Knit vs. Crochet
Knit and crochet have a few things in common and a lot of things different. Let’s talk about crochet first.
Crochet is done with yarn and a single hook. This hook can be any number of sizes (just like knitting needles, as I discussed earlier this month). The size of the hook will determine the size of the stitches. Crochet has dozens of different types of stitches, and they each look a little different. Building them on top of one another allows you to make things like hats, blankets, scarfs, and more. Because of the way the stitches lie, the fabric you create crocheting often takes on a chevron-type feel, even if the edges are perfectly straight.

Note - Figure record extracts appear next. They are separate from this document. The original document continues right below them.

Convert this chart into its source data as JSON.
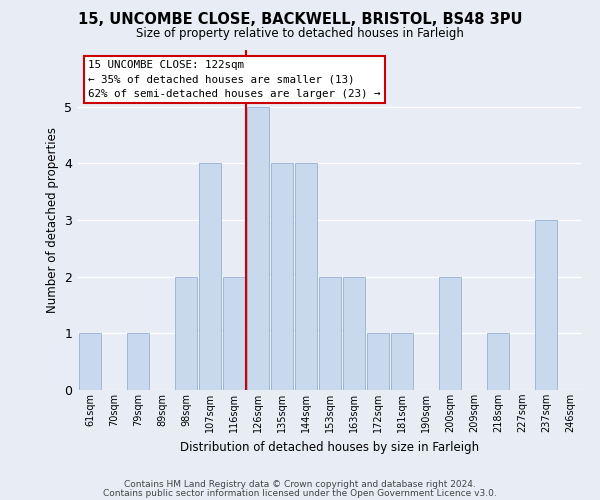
{
  "title": "15, UNCOMBE CLOSE, BACKWELL, BRISTOL, BS48 3PU",
  "subtitle": "Size of property relative to detached houses in Farleigh",
  "xlabel": "Distribution of detached houses by size in Farleigh",
  "ylabel": "Number of detached properties",
  "categories": [
    "61sqm",
    "70sqm",
    "79sqm",
    "89sqm",
    "98sqm",
    "107sqm",
    "116sqm",
    "126sqm",
    "135sqm",
    "144sqm",
    "153sqm",
    "163sqm",
    "172sqm",
    "181sqm",
    "190sqm",
    "200sqm",
    "209sqm",
    "218sqm",
    "227sqm",
    "237sqm",
    "246sqm"
  ],
  "values": [
    1,
    0,
    1,
    0,
    2,
    4,
    2,
    5,
    4,
    4,
    2,
    2,
    1,
    1,
    0,
    2,
    0,
    1,
    0,
    3,
    0
  ],
  "bar_color": "#c8d8ed",
  "bar_edge_color": "#93b0d4",
  "vline_color": "#cc0000",
  "vline_pos": 6.5,
  "annotation_line1": "15 UNCOMBE CLOSE: 122sqm",
  "annotation_line2": "← 35% of detached houses are smaller (13)",
  "annotation_line3": "62% of semi-detached houses are larger (23) →",
  "annotation_box_facecolor": "#ffffff",
  "annotation_box_edgecolor": "#cc0000",
  "ylim": [
    0,
    6
  ],
  "yticks": [
    0,
    1,
    2,
    3,
    4,
    5
  ],
  "background_color": "#e8edf5",
  "grid_color": "#ffffff",
  "footer1": "Contains HM Land Registry data © Crown copyright and database right 2024.",
  "footer2": "Contains public sector information licensed under the Open Government Licence v3.0."
}
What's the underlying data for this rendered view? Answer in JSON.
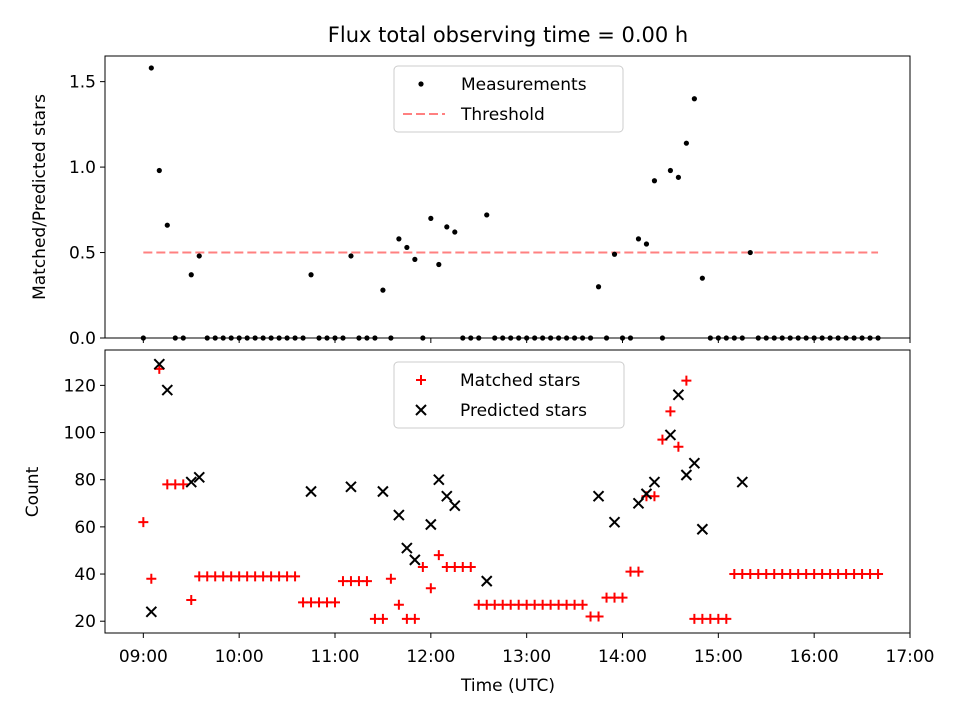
{
  "figure": {
    "title": "Flux total observing time = 0.00 h",
    "xlabel": "Time (UTC)",
    "x_ticks": [
      "09:00",
      "10:00",
      "11:00",
      "12:00",
      "13:00",
      "14:00",
      "15:00",
      "16:00",
      "17:00"
    ]
  },
  "chart_data": [
    {
      "type": "scatter",
      "ylabel": "Matched/Predicted stars",
      "ylim": [
        0,
        1.65
      ],
      "xlim_hours": [
        8.6,
        17.0
      ],
      "y_ticks": [
        "0.0",
        "0.5",
        "1.0",
        "1.5"
      ],
      "legend_placement": "top-center",
      "legend": [
        "Measurements",
        "Threshold"
      ],
      "threshold": {
        "name": "Threshold",
        "y": 0.5,
        "x_range": [
          "09:00",
          "16:40"
        ],
        "color": "#ff8080",
        "style": "dashed"
      },
      "series": [
        {
          "name": "Measurements",
          "color": "#000000",
          "marker": "dot",
          "x": [
            "09:00",
            "09:05",
            "09:10",
            "09:15",
            "09:20",
            "09:25",
            "09:30",
            "09:35",
            "09:40",
            "09:45",
            "09:50",
            "09:55",
            "10:00",
            "10:05",
            "10:10",
            "10:15",
            "10:20",
            "10:25",
            "10:30",
            "10:35",
            "10:40",
            "10:45",
            "10:50",
            "10:55",
            "11:00",
            "11:05",
            "11:10",
            "11:15",
            "11:20",
            "11:25",
            "11:30",
            "11:35",
            "11:40",
            "11:45",
            "11:50",
            "11:55",
            "12:00",
            "12:05",
            "12:10",
            "12:15",
            "12:20",
            "12:25",
            "12:30",
            "12:35",
            "12:40",
            "12:45",
            "12:50",
            "12:55",
            "13:00",
            "13:05",
            "13:10",
            "13:15",
            "13:20",
            "13:25",
            "13:30",
            "13:35",
            "13:40",
            "13:45",
            "13:50",
            "13:55",
            "14:00",
            "14:05",
            "14:10",
            "14:15",
            "14:20",
            "14:25",
            "14:30",
            "14:35",
            "14:40",
            "14:45",
            "14:50",
            "14:55",
            "15:00",
            "15:05",
            "15:10",
            "15:15",
            "15:20",
            "15:25",
            "15:30",
            "15:35",
            "15:40",
            "15:45",
            "15:50",
            "15:55",
            "16:00",
            "16:05",
            "16:10",
            "16:15",
            "16:20",
            "16:25",
            "16:30",
            "16:35",
            "16:40"
          ],
          "y": [
            0.0,
            1.58,
            0.98,
            0.66,
            0.0,
            0.0,
            0.37,
            0.48,
            0.0,
            0.0,
            0.0,
            0.0,
            0.0,
            0.0,
            0.0,
            0.0,
            0.0,
            0.0,
            0.0,
            0.0,
            0.0,
            0.37,
            0.0,
            0.0,
            0.0,
            0.0,
            0.48,
            0.0,
            0.0,
            0.0,
            0.28,
            0.0,
            0.58,
            0.53,
            0.46,
            0.0,
            0.7,
            0.43,
            0.65,
            0.62,
            0.0,
            0.0,
            0.0,
            0.72,
            0.0,
            0.0,
            0.0,
            0.0,
            0.0,
            0.0,
            0.0,
            0.0,
            0.0,
            0.0,
            0.0,
            0.0,
            0.0,
            0.3,
            0.0,
            0.49,
            0.0,
            0.0,
            0.58,
            0.55,
            0.92,
            0.0,
            0.98,
            0.94,
            1.14,
            1.4,
            0.35,
            0.0,
            0.0,
            0.0,
            0.0,
            0.0,
            0.5,
            0.0,
            0.0,
            0.0,
            0.0,
            0.0,
            0.0,
            0.0,
            0.0,
            0.0,
            0.0,
            0.0,
            0.0,
            0.0,
            0.0,
            0.0,
            0.0
          ]
        }
      ]
    },
    {
      "type": "scatter",
      "ylabel": "Count",
      "ylim": [
        15,
        135
      ],
      "xlim_hours": [
        8.6,
        17.0
      ],
      "y_ticks": [
        "20",
        "40",
        "60",
        "80",
        "100",
        "120"
      ],
      "legend_placement": "top-center",
      "legend": [
        "Matched stars",
        "Predicted stars"
      ],
      "series": [
        {
          "name": "Matched stars",
          "color": "#ff0000",
          "marker": "plus",
          "x": [
            "09:00",
            "09:05",
            "09:10",
            "09:15",
            "09:20",
            "09:25",
            "09:30",
            "09:35",
            "09:40",
            "09:45",
            "09:50",
            "09:55",
            "10:00",
            "10:05",
            "10:10",
            "10:15",
            "10:20",
            "10:25",
            "10:30",
            "10:35",
            "10:40",
            "10:45",
            "10:50",
            "10:55",
            "11:00",
            "11:05",
            "11:10",
            "11:15",
            "11:20",
            "11:25",
            "11:30",
            "11:35",
            "11:40",
            "11:45",
            "11:50",
            "11:55",
            "12:00",
            "12:05",
            "12:10",
            "12:15",
            "12:20",
            "12:25",
            "12:30",
            "12:35",
            "12:40",
            "12:45",
            "12:50",
            "12:55",
            "13:00",
            "13:05",
            "13:10",
            "13:15",
            "13:20",
            "13:25",
            "13:30",
            "13:35",
            "13:40",
            "13:45",
            "13:50",
            "13:55",
            "14:00",
            "14:05",
            "14:10",
            "14:15",
            "14:20",
            "14:25",
            "14:30",
            "14:35",
            "14:40",
            "14:45",
            "14:50",
            "14:55",
            "15:00",
            "15:05",
            "15:10",
            "15:15",
            "15:20",
            "15:25",
            "15:30",
            "15:35",
            "15:40",
            "15:45",
            "15:50",
            "15:55",
            "16:00",
            "16:05",
            "16:10",
            "16:15",
            "16:20",
            "16:25",
            "16:30",
            "16:35",
            "16:40"
          ],
          "y": [
            62,
            38,
            127,
            78,
            78,
            78,
            29,
            39,
            39,
            39,
            39,
            39,
            39,
            39,
            39,
            39,
            39,
            39,
            39,
            39,
            28,
            28,
            28,
            28,
            28,
            37,
            37,
            37,
            37,
            21,
            21,
            38,
            27,
            21,
            21,
            43,
            34,
            48,
            43,
            43,
            43,
            43,
            27,
            27,
            27,
            27,
            27,
            27,
            27,
            27,
            27,
            27,
            27,
            27,
            27,
            27,
            22,
            22,
            30,
            30,
            30,
            41,
            41,
            73,
            73,
            97,
            109,
            94,
            122,
            21,
            21,
            21,
            21,
            21,
            40,
            40,
            40,
            40,
            40,
            40,
            40,
            40,
            40,
            40,
            40,
            40,
            40,
            40,
            40,
            40,
            40,
            40,
            40
          ]
        },
        {
          "name": "Predicted stars",
          "color": "#000000",
          "marker": "x",
          "x": [
            "09:05",
            "09:10",
            "09:15",
            "09:30",
            "09:35",
            "10:45",
            "11:10",
            "11:30",
            "11:40",
            "11:45",
            "11:50",
            "12:00",
            "12:05",
            "12:10",
            "12:15",
            "12:35",
            "13:45",
            "13:55",
            "14:10",
            "14:15",
            "14:20",
            "14:30",
            "14:35",
            "14:40",
            "14:45",
            "14:50",
            "15:15"
          ],
          "y": [
            24,
            129,
            118,
            79,
            81,
            75,
            77,
            75,
            65,
            51,
            46,
            61,
            80,
            73,
            69,
            37,
            73,
            62,
            70,
            74,
            79,
            99,
            116,
            82,
            87,
            59,
            79
          ]
        }
      ]
    }
  ]
}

Knitting is done with two needles, and the fabric you create is much thinner and smoother than crochet fabric. When you see a sweater in the store that’s made up of tiny V shaped stitches, that’s knit (although I’m pretty confident the clothes in the store are machine knit).
Both are essentially looping yarn around itself to make a solid piece of fabric. The way knitting or crocheting differ from sewing is that instead of taking fabric and cutting it into the shape of piece you need to create a garment, you just make the fabric that shape in the first place.
A lot of people say that crochet is easier because you only have to maneuver one tool besides your yarn. A lot of people say that crochet is faster for the same reason. And for these two reasons, I think a lot of people prefer crochet. One thing to keep in mind, though, is that crochet uses up about 30% more yarn than knitting, so your budget may not go as far if you just crochet.
There was a time in my life (when I knew how to crochet but not knit) that I thought people could only really master one of the two crafts. I knew tons of people who could crochet and tons who could knit, but none who could do both. (It turns out my father-in-law can do both, but I didn’t realize that at the time.) Even though I liked crochet, I didn’t love it, but I’d practically resigned myself to never being able to knit because it was one or the other and I already knew crochet. Silly, huh? I’m so glad I didn’t stick to that mantra because I love knitting. I love it in a way I never really did love to crochet. I’m glad I have both skills, but knitting is definitely my preferred craft.
Neither one is better than the other; it’s all a matter of preference. Both have their own kind of beauty (though I vastly prefer the look of knit to the look of crochet, which is why I don’t really do the latter anymore), and both can be very rewarding. I just like the versatility of knitting better – it’s better for a wider variety of projects. If you’re in the “market” to learn a new craft, I recommend knitting. But if you’re worried about being able to handle two needles and the yarn all together, then by all means – try crochet. You can always learn to knit later.